Thursday, June 28, 2012

Casino Night

Recently we had a family/ladies night out at the casino, I love the casino!  I enjoy spending time with my in-laws, so a dinner & casino night seemed like a great start to the summer.  Despite my excitement I physically and mentally tried to sabotage the evening (again, my wording is extreme, I am a storyteller).  Before I get into the details, I'll let you know we all had a good time and will do it again.  My issues started weeks before, we kept having to reschedule the date of the night out thanks to someone (you know who you are, ha-ha!)  This waiting built my excitement to a level I could barely contain.  It was a problem I had when I was younger, I would get so excited about an event that by the time the event came I had a headache, felt sick, and made it miserable.  Seriously, I thought I was over this! 
The next problem (self created) was my perfumed body lotion.  I don't generally wear perfume, I find the smell too strong and it easily gives me a headache, plus I have allergies.  So what did I do an hour before going out, I lathered my body in perfume lotion, I ended up taking an aspirin before I even left to meet everyone.  My next issue, I started drinking at the restaurant.  I don't get many child-free nights out, so I wanted to take advantage of it.  During dinner I managed to drink 2 beers, which doesn't seem like much, but like I said I was already having mental & physical issues (excitement + perfume).  I enjoyed dinner, but to be honest my head was focused on the casino and the hundreds of euros I was going to win.  I wanted to prove to my husband that he's not the only one that can rake in the mula (money) at the casino, which I didn't.  Now I've added alcohol and pressure.  I'm lucky I didn't throw up! 

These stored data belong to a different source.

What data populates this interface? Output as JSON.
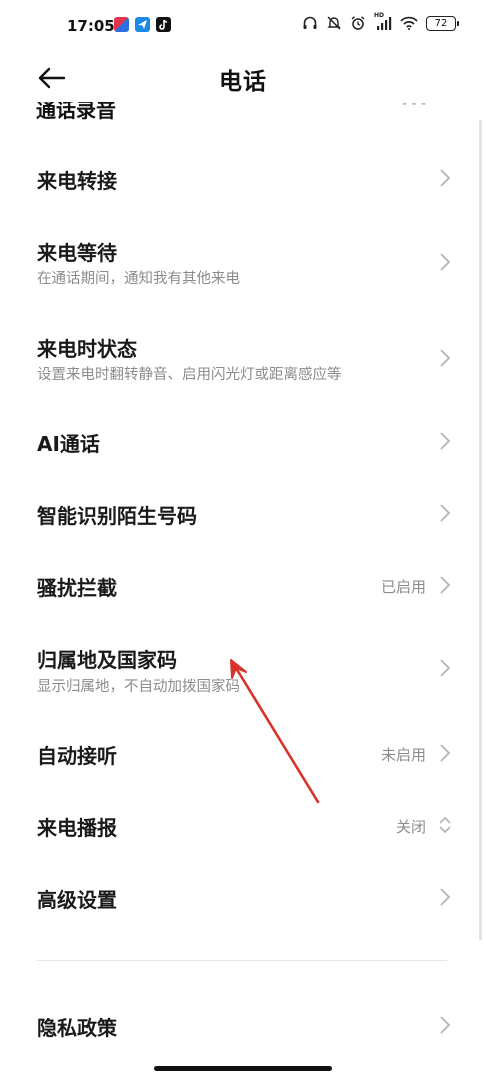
{
  "status": {
    "time": "17:05",
    "battery": "72",
    "hd_label": "HD"
  },
  "appbar": {
    "title": "电话"
  },
  "clipped_row": {
    "title": "通话录音",
    "value": "- - -"
  },
  "rows": [
    {
      "title": "来电转接",
      "subtitle": "",
      "value": ""
    },
    {
      "title": "来电等待",
      "subtitle": "在通话期间，通知我有其他来电",
      "value": ""
    },
    {
      "title": "来电时状态",
      "subtitle": "设置来电时翻转静音、启用闪光灯或距离感应等",
      "value": ""
    },
    {
      "title": "AI通话",
      "subtitle": "",
      "value": ""
    },
    {
      "title": "智能识别陌生号码",
      "subtitle": "",
      "value": ""
    },
    {
      "title": "骚扰拦截",
      "subtitle": "",
      "value": "已启用"
    },
    {
      "title": "归属地及国家码",
      "subtitle": "显示归属地，不自动加拨国家码",
      "value": ""
    },
    {
      "title": "自动接听",
      "subtitle": "",
      "value": "未启用"
    },
    {
      "title": "来电播报",
      "subtitle": "",
      "value": "关闭"
    },
    {
      "title": "高级设置",
      "subtitle": "",
      "value": ""
    },
    {
      "title": "隐私政策",
      "subtitle": "",
      "value": ""
    }
  ],
  "colors": {
    "annotation_arrow": "#d8322a",
    "app_icon_1": "#e5344d",
    "app_icon_2": "#1e88e5",
    "app_icon_3": "#111111"
  }
}
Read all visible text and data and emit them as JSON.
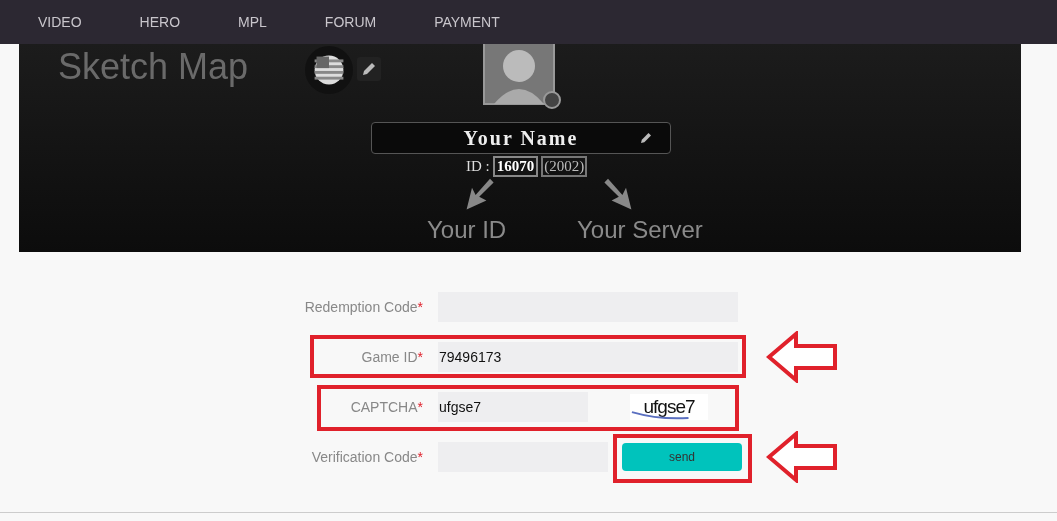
{
  "nav": [
    {
      "label": "VIDEO"
    },
    {
      "label": "HERO"
    },
    {
      "label": "MPL"
    },
    {
      "label": "FORUM"
    },
    {
      "label": "PAYMENT"
    }
  ],
  "banner": {
    "title": "Sketch Map",
    "name": "Your Name",
    "id_label": "ID :",
    "id_value": "16070",
    "server_value": "(2002)",
    "callouts": [
      "Your ID",
      "Your Server"
    ]
  },
  "form": {
    "fields": [
      {
        "kind": "text",
        "label": "Redemption Code",
        "required_mark": "*",
        "highlighted": false,
        "arrow": false
      },
      {
        "kind": "text",
        "label": "Game ID",
        "required_mark": "*",
        "value": "79496173",
        "highlighted": true,
        "arrow": true
      },
      {
        "kind": "captcha",
        "label": "CAPTCHA",
        "required_mark": "*",
        "value": "ufgse7",
        "captcha_text": "ufgse7",
        "highlighted": true,
        "arrow": false
      },
      {
        "kind": "verification",
        "label": "Verification Code",
        "required_mark": "*",
        "button": "send",
        "button_highlighted": true,
        "highlighted": false,
        "arrow": true
      }
    ]
  }
}
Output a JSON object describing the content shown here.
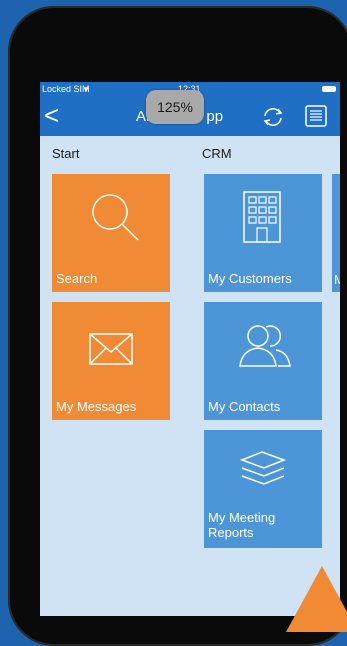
{
  "status_bar": {
    "carrier": "Locked SIM",
    "wifi_icon": "wifi-icon",
    "time": "12:31"
  },
  "nav": {
    "title": "An",
    "title_tail": "pp",
    "back_glyph": "<",
    "refresh_icon": "refresh-icon",
    "list_icon": "list-icon"
  },
  "zoom_badge": "125%",
  "sections": {
    "start": "Start",
    "crm": "CRM"
  },
  "tiles": {
    "search": {
      "label": "Search",
      "icon": "search-icon"
    },
    "messages": {
      "label": "My Messages",
      "icon": "envelope-icon"
    },
    "customers": {
      "label": "My Customers",
      "icon": "building-icon"
    },
    "contacts": {
      "label": "My Contacts",
      "icon": "contacts-icon"
    },
    "meeting_reports": {
      "label_line1": "My Meeting",
      "label_line2": "Reports",
      "icon": "layers-icon"
    },
    "partial_label": "M"
  },
  "colors": {
    "background": "#1d63ad",
    "navbar": "#1f6fc4",
    "orange_tile": "#f08a34",
    "blue_tile": "#4c96d8",
    "screen": "#cfe3f4"
  }
}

And last but not least, I get nervous while playing roulette.  I don't like any other game at the casino besides roulette, I seem to hold on to my money longer at the roulette table than anywhere else.  Why do I get nervous, who knows, maybe because I'm a tight wad and hate losing money, maybe because I feel like all eyes are on me???  The best way I could explain it to my mom was, I felt like a kid playing an adults game, but c'mon I'm 30 yrs old, I'm allowed to be there.  So, excitement + perfume + alcohol + pressure + nerves = stuttering at the table while speaking Dutch to the dealer, shaky hands while playing chips, spilling my beer all over the table in front of the in-laws (I had 2 more), & breaking into random sweats, plus a general unwell feeling!  But like I said, all in all it was a fun night out, and according to my mother-in-law I wasn't annoying in the slightest, ha-ha!